Elfriede seufzte tief. Schließlich stand sie auf. Zur Tafel brauchte sie heute nicht mehr gehen. Tessa hätte sie man dabeihaben sollen. Dann hätte der Dieb aber Beine gekriegt. Die Bobtailhündin hätte sich den Kerl bestimmt geschnappt. Leider war die ja bei Frauke. Oma Greismanns Herz wurde schwer und ihre Schritte für den Rückweg kamen ihr doppelt so anstrengend vor.

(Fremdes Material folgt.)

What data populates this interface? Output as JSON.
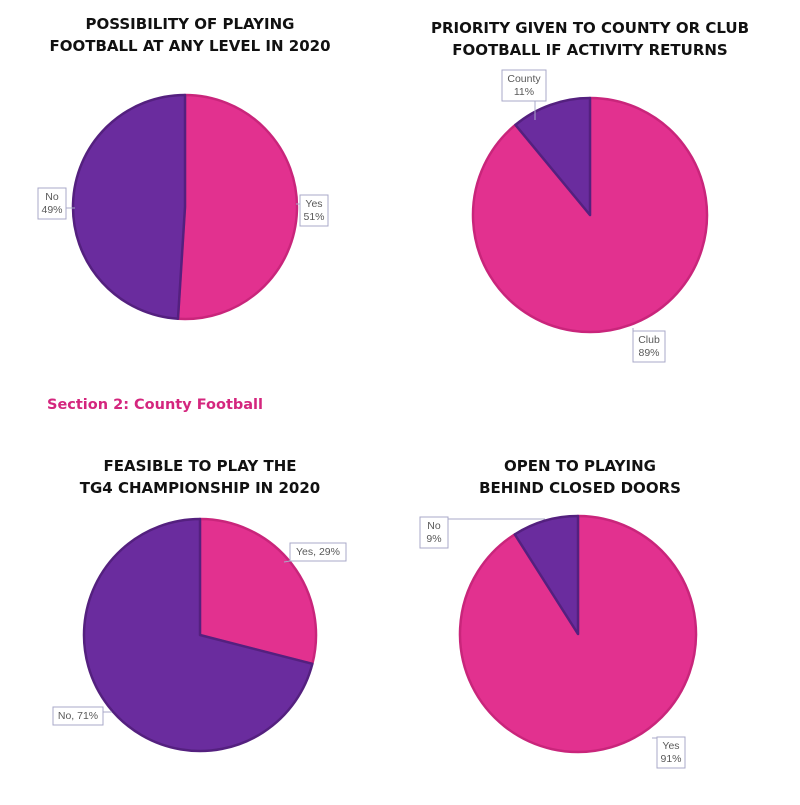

Doch noch bevor sie den Eingangsbereich des Altenheims passiert hatte, hellte sich ihre Miene wieder ein bisschen auf. Wenn das man nicht ein neuer Fall für die Sonnenstuben-Soko war. Sie würde die anderen gleich mal zusammentrommeln. Oder doch lieber erst morgen nach dem Frühstück? Ja, das würde reichen. Heute würden sie sowieso nichts mehr erreichen. Bruno allerdings, den musste sie sofort informieren. Dann konnte er sich schon mal Gedanken für morgen machen. Denn Bruno war unausgesprochen so etwas wie ihr Einsatzleiter geworden. Zumindest beim letzten Fall, als der kleine Esel Klausmüller verschwunden gewesen war. Der Esel, der eigentlich ein Stoffesel war.